Weight and hormones go along much without our knowledge. The increase or decrease of weight also affects our period. A woman who is too underweight may not be able to have a period and as long as she is underweight the period will not be. A woman who is too heavy may also experience the lack of period. Weight plays such a big role that these same two reasons can also affect conception at any age.

Hormonal illnesses, thyroid problems and tumors or cysts can also affect period cycles and cause menopausal type symptoms such as the hot flashes or irregular bleeding with severe cramping; this is why it is important to seek medical advice prior to accepting this part of life. It may or may not be spotting during menopause.

Once you have checked with your doctor and you are completely sure that you are in fact reaching menopause and you are experiencing spotting be assured that this is completely normal. There are different stages of menopause and irregular bleeding is very common. Please consider that in order to have reached menopause a woman must have not had a period for twelve consecutive months this of course taking in note the other reasons women skip their periods.

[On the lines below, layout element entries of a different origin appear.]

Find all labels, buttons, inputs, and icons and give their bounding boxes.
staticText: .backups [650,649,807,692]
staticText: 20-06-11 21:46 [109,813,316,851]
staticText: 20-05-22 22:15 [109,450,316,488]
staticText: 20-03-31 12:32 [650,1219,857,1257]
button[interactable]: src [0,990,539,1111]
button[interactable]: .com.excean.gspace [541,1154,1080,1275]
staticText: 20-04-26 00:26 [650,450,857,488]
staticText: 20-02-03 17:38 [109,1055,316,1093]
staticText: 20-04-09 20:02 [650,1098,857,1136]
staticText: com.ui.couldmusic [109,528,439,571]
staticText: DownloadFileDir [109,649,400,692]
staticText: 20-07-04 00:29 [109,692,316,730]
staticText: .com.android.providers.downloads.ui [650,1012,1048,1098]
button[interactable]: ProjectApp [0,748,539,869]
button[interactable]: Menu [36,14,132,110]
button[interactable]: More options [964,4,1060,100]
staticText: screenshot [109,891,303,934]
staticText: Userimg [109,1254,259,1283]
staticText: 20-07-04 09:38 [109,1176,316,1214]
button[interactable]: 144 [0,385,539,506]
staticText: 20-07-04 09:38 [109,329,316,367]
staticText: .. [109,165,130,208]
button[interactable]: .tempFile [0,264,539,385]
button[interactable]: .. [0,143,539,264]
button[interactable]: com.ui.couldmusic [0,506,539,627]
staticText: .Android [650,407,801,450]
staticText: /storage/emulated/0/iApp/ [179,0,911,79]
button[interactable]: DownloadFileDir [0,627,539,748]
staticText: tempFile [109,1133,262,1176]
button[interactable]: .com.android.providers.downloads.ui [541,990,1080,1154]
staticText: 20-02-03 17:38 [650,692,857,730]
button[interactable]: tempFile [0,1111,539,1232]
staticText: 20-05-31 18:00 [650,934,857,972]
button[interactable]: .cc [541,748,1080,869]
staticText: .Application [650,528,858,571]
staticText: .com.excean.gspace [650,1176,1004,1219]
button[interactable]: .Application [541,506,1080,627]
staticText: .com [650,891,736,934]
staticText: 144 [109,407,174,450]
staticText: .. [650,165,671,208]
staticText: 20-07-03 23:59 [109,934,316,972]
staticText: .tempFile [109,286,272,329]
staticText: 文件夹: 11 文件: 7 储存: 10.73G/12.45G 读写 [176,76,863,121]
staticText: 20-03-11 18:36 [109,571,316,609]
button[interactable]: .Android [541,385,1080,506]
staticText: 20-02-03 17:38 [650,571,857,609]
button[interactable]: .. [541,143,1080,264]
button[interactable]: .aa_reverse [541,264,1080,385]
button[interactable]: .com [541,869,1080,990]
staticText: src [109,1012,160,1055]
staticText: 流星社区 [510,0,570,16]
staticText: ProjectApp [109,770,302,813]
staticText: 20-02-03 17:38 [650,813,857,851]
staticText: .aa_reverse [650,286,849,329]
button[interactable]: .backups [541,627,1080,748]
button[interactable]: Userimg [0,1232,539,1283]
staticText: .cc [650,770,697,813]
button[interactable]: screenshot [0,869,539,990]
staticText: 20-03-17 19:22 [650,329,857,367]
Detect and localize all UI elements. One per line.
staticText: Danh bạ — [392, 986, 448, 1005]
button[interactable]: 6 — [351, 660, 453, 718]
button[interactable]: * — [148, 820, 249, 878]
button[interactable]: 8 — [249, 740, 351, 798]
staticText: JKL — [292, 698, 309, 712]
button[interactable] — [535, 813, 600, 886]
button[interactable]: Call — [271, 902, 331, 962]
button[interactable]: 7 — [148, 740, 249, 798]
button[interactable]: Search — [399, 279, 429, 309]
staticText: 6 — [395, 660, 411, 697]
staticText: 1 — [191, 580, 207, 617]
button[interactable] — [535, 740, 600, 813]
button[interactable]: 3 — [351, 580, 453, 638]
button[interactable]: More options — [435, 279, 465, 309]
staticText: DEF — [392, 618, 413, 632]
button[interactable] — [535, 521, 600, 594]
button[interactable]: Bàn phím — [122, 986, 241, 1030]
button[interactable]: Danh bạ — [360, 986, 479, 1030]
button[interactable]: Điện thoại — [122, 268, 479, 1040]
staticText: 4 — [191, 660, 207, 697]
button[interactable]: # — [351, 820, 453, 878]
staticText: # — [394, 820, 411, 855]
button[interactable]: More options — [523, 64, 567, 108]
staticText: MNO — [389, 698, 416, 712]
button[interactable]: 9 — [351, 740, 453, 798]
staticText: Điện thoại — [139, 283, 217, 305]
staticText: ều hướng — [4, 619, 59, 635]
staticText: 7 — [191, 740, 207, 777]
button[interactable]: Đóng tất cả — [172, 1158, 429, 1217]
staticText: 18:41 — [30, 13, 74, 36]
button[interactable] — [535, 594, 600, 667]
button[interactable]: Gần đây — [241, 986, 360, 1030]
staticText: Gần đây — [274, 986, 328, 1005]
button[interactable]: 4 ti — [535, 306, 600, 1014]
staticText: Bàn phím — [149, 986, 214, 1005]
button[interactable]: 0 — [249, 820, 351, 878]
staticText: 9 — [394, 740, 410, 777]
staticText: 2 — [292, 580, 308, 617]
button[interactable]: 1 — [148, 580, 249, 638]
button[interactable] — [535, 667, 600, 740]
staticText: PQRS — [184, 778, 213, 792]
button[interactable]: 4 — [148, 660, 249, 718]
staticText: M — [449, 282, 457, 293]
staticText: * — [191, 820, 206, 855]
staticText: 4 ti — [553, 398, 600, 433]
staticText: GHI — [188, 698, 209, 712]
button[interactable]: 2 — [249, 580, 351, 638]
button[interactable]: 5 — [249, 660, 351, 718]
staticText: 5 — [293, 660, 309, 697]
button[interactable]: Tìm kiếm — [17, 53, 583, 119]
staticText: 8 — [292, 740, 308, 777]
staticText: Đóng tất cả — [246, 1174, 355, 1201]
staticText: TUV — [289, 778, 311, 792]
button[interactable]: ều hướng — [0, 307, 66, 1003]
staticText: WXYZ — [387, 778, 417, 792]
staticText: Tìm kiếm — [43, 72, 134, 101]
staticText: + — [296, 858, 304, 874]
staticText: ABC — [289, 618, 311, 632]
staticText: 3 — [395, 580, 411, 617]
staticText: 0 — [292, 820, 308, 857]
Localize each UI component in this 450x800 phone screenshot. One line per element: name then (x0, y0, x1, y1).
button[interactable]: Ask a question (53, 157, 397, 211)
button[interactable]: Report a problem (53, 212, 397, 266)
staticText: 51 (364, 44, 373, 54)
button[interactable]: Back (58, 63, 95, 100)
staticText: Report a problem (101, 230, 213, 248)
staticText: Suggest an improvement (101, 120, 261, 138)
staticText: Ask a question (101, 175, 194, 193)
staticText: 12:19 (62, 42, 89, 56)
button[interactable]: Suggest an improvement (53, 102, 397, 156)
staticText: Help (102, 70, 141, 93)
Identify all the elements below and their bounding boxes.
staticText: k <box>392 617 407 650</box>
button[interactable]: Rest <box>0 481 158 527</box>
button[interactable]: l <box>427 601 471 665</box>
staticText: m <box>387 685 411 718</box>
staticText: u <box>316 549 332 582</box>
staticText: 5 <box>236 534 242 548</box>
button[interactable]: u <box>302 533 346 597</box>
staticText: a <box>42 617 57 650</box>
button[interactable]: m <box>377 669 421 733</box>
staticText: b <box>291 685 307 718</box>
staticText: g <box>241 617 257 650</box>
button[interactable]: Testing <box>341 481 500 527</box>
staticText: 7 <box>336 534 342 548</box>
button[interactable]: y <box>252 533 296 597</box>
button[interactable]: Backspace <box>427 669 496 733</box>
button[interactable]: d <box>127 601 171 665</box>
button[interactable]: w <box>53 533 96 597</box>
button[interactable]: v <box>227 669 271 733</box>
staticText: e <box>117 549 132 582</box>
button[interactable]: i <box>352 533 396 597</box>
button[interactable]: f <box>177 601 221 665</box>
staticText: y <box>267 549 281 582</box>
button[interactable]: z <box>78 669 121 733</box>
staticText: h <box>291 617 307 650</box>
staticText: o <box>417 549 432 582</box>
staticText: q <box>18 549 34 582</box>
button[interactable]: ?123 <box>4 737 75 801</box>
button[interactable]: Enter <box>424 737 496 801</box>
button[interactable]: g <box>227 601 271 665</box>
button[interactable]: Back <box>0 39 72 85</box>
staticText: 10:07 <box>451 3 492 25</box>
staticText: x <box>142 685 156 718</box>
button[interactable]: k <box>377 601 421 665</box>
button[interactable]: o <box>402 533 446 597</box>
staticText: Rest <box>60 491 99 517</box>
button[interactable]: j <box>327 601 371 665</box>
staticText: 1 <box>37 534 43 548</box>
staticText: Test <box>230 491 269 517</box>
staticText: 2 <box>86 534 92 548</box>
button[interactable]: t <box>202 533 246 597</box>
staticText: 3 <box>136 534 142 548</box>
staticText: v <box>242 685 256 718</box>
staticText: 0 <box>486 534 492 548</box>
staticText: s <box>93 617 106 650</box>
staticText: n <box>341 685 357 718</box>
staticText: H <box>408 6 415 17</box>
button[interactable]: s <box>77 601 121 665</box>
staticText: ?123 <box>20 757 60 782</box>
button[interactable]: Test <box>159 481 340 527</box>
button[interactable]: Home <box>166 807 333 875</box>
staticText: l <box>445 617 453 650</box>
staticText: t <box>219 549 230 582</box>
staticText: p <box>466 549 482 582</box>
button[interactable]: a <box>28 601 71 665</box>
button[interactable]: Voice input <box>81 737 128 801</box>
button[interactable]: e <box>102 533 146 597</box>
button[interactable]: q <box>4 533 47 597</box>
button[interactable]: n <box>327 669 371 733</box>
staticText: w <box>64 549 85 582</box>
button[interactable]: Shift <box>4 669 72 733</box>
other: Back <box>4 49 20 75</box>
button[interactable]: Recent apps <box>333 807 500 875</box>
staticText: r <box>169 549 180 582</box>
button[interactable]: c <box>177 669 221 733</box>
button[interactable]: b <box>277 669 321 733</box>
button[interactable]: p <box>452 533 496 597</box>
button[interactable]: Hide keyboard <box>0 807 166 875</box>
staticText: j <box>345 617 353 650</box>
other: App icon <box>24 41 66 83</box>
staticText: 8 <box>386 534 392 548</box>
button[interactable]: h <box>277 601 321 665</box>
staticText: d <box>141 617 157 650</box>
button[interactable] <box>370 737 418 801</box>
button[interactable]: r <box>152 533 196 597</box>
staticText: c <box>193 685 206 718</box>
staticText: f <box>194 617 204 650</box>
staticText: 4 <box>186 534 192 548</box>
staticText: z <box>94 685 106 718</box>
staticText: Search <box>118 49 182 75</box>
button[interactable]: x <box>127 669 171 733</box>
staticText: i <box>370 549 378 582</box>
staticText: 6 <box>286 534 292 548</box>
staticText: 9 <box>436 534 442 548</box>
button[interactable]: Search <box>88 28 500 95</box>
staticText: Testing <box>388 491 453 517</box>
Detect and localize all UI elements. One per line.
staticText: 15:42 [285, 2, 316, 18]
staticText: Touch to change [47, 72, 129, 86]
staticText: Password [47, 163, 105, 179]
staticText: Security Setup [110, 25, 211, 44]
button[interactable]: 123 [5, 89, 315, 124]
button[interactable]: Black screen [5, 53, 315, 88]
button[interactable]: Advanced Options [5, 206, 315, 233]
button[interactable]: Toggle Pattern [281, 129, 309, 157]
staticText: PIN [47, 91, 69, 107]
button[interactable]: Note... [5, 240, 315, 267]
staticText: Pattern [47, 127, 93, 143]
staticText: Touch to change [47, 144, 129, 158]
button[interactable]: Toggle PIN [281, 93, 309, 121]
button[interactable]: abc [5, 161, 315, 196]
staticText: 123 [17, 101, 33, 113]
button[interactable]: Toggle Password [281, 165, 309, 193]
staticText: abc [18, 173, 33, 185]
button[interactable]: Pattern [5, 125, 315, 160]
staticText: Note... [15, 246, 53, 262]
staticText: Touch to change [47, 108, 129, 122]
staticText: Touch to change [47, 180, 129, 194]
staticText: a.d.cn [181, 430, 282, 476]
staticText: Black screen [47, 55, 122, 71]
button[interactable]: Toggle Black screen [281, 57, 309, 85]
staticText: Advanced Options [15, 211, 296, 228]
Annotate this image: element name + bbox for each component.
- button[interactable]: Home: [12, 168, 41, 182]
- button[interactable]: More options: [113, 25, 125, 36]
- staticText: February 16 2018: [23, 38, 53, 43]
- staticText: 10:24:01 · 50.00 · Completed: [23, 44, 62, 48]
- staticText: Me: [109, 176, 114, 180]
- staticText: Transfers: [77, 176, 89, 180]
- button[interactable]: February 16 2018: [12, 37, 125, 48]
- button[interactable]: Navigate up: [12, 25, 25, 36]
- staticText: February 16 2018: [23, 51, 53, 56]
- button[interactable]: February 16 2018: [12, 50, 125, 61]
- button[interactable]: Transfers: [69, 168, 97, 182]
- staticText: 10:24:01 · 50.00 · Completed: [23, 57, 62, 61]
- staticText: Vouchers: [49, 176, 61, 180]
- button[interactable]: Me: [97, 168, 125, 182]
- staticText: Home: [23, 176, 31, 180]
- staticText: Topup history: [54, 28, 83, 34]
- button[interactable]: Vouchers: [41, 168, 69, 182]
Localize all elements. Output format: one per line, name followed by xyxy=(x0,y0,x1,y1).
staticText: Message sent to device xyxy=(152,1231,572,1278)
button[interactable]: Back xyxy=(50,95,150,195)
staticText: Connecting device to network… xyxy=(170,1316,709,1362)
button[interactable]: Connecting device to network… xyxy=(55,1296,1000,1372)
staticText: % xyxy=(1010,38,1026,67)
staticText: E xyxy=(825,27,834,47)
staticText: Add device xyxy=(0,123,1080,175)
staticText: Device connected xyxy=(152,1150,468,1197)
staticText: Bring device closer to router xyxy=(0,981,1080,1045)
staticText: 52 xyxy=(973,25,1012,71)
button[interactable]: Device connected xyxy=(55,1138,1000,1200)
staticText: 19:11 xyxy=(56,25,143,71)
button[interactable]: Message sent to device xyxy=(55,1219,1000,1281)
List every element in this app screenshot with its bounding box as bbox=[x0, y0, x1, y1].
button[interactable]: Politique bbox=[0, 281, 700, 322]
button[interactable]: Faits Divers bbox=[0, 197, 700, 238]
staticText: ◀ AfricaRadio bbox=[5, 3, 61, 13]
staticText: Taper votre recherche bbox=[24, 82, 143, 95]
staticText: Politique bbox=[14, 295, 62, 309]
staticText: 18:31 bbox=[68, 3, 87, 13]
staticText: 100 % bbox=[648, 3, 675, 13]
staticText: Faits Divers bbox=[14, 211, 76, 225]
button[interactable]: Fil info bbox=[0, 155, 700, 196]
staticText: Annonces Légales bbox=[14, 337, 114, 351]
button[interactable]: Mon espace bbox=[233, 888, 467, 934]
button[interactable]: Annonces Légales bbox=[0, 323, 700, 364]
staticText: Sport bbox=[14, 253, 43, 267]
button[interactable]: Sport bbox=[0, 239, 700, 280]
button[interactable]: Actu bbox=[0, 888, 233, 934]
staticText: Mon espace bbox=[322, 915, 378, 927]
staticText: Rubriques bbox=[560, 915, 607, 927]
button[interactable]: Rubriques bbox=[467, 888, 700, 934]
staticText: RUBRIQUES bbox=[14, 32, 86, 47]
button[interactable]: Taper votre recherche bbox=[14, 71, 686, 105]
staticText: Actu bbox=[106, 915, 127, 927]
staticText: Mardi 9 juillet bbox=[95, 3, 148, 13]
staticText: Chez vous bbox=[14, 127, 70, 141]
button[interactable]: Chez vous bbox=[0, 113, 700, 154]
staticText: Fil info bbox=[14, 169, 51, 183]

If your spotting during menopause is a concern to you remember that you still have your uterus and there may be something more to look into if you are experiencing pain or fevers. It is better to seek medical help than to wait for anything unknown to you to get worse.

A great tip to follow is to keep steady appointments with your doctor, your yearly physical and cancer screening. Maintain healthy relationships in your family to help reduce stress during this very important change in your life. Befriend women who are also going through this and help each other through these awkward times. There are forums and websites dedicated to women who are pre, post and entering menopause. Using these sources can help you find ways to ease your symptoms and maintain a clear perspective don’t just assume any change is normal, like spotting during menopause, always check with a professional.